Yes, we can sort it out in April.

Best wishes Marion




--------------------------------------------------------------------------------
From: Don Williams <iriedon40@yahoo.com>
To: Marion Barnes <msb1240@yahoo.co.uk>
Sent: Wed, 12 January, 2011 0:48:50
Subject: Re: Timeshare in London

Marion, I wanted to know if when we meet up in April if we can complete the transaction at that point.  You can deliver the confirmation paperwork, and we will make final payment in us currency on that day.  Especially since you are coming to the US  we can easily meet up.  I hope this is satisfactory to you and by that time you will be sure of what unit we will be occupying.  I hope this is acceptable to you, if not please let me know.

We are happy that she had a safe flight, additionally, Kelly said she had some websites for us to check out flights to London. Is it better to land at Heathrow or Gatwick and which one is closer to the Allen House.

I just wanted to make sure that the check-in is Sunday July 3, 2011 at 3:00pm (can we do an earlier check-in as the flights land around 8:00am or so).  Also, I have read that the front desk is closed on that day.  Additionally, check-out is Sunday July 10, 2011 @ 10:00A.

Thanks again.

Don


----------



## Margariet (Jun 20, 2011)

That's typical for scammers and crooks. They always talk about their private life and children, making you feel like you are on a friendly terms. Always making up excuses, knowing thst they are never gonna pay you back. The address belongs to a cleaning company which I bet has never heard of her. The phone number is only the prefix, not an extension. But do keep publishing every detail about this con woman! Good luck!


----------



## tlwmkw (Jun 20, 2011)

I'm sure she will be using a new alias now that all this information is on the internet, so can anyone give more identifying information about her? (Does she have an English accent? Any other information that would give her away?).

thanks, tlwmkw


----------



## Don40 (Jun 20, 2011)

Yes she has an English accent, and said that she once lived in Orlando area, and Sarasota area.

Her daughter Kelly is overweight with long brown hair shoulder length.  Her husband is over weight with bad teeth and said he is a truck driver.  I cannot remember exactly where they said they lived, but it was not very far from the city center as they would visit the London children museum quite often.

I hope this helps some one else from getting scammed.

Don


----------



## carl2591 (Jun 20, 2011)

*[SCAM ALERT!] Marion Barnes (AKA Marion Griffin) Patrick Griffin, Kelly Price,*

[SCAM ALERT!] Marion Barnes (AKA Marion Griffin) Patrick Griffin, Kelly Price, Thomas Verner

typical looking scammer.. overweight with bad teeth. 

adding the name info in title bar gets searched better by google.
I was just adding name info.

she sounds like real scum..

now how long before someone (newbie with 1 post) show up here to tell of the great deal they have done with this scum errr... scam artist..

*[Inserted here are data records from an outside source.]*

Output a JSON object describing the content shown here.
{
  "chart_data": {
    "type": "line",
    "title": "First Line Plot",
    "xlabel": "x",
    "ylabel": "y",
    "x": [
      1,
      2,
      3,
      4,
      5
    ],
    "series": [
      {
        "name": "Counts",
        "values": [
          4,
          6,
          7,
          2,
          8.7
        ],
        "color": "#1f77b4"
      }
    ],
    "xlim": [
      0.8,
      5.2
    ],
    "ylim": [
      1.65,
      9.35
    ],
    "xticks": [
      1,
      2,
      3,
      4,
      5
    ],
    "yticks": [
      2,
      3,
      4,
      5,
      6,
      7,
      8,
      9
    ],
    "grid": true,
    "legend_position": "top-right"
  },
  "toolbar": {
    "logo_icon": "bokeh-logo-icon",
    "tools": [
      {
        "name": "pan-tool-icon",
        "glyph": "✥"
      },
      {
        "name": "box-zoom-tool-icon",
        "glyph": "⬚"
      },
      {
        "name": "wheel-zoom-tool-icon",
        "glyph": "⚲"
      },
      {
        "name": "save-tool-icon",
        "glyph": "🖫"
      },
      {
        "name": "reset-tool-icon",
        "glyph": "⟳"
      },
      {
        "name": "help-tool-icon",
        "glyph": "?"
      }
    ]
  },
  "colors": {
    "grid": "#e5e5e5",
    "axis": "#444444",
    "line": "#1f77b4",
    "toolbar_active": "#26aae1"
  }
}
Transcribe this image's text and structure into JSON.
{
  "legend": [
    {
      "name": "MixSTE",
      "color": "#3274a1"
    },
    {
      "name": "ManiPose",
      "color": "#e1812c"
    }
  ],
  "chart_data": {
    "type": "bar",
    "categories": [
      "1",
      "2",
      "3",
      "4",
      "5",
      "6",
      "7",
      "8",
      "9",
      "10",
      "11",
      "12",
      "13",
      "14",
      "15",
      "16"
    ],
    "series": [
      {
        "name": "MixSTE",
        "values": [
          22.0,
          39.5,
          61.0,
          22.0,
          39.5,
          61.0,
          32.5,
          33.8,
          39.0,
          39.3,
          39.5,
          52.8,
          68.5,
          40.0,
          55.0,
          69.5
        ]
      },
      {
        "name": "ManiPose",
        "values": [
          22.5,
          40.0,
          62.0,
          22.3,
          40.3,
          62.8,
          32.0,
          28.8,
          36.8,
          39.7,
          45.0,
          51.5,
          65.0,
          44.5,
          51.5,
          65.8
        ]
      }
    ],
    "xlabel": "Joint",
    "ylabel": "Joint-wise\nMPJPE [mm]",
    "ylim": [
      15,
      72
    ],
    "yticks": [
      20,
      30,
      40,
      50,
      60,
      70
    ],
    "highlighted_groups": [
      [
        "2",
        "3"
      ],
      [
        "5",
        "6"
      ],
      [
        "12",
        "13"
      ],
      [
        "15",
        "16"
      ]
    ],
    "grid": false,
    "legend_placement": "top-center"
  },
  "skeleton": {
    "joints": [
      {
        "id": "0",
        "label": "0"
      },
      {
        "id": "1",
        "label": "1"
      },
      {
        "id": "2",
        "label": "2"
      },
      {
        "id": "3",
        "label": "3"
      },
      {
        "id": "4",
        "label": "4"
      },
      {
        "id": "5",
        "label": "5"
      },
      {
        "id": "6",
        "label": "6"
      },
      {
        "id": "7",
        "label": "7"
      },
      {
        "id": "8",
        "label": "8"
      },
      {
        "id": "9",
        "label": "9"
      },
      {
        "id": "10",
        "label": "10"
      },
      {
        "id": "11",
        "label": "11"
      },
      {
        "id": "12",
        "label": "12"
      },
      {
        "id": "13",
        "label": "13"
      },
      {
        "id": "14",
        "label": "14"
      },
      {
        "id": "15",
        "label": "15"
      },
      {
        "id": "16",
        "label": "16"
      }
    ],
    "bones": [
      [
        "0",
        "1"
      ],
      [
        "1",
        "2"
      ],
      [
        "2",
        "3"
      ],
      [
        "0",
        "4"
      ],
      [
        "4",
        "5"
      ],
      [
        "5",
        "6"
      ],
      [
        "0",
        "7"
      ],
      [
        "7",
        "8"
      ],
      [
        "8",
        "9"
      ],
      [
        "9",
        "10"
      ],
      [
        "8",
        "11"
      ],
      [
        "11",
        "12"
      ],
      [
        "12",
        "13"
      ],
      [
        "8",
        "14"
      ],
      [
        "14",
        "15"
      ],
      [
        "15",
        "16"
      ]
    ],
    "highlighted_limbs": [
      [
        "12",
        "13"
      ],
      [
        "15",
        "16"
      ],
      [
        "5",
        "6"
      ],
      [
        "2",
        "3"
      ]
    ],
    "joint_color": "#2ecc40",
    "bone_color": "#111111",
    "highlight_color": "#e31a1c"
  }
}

I am betting soon, as this thread has been going from may 24th...


----------



## traveltoflorida (Feb 19, 2012)

*More Information on Marion Barnes Griffin et al*

Sorry guys, I knew of her years ago when she was working and living in the Orlando area - scamming Florida vacation home owners.   She did this successfully for many years , gaining owners trust, managing their homes and renting out their homes without telling or paying them, under the company name of Florida Palms LLC.  

If you check out BBB of Orlando (Better Business Bureau) and search for FLORIDA PALMS LLC, you will see what she got away with for years.  She even went as far as to transfer furniture from one owners house to another, leave the pools green and never, never answer the phone to complainers.

It seems she, her husband Patrick and daughter Kelly, whom I have met, have gone even further now,  Kelly does have a son aswell.  She tells the truth but uses the fact that she does not meet people face to face to get away with this.  She is clever and devious, but you would think she was very nice when you met her.

I do hope you sort this out.


----------



## TUGBrian (Feb 19, 2012)

I cant find any ads ever posted by that email addres (nor memberships)...how did she have an ad posted on TUG again?


----------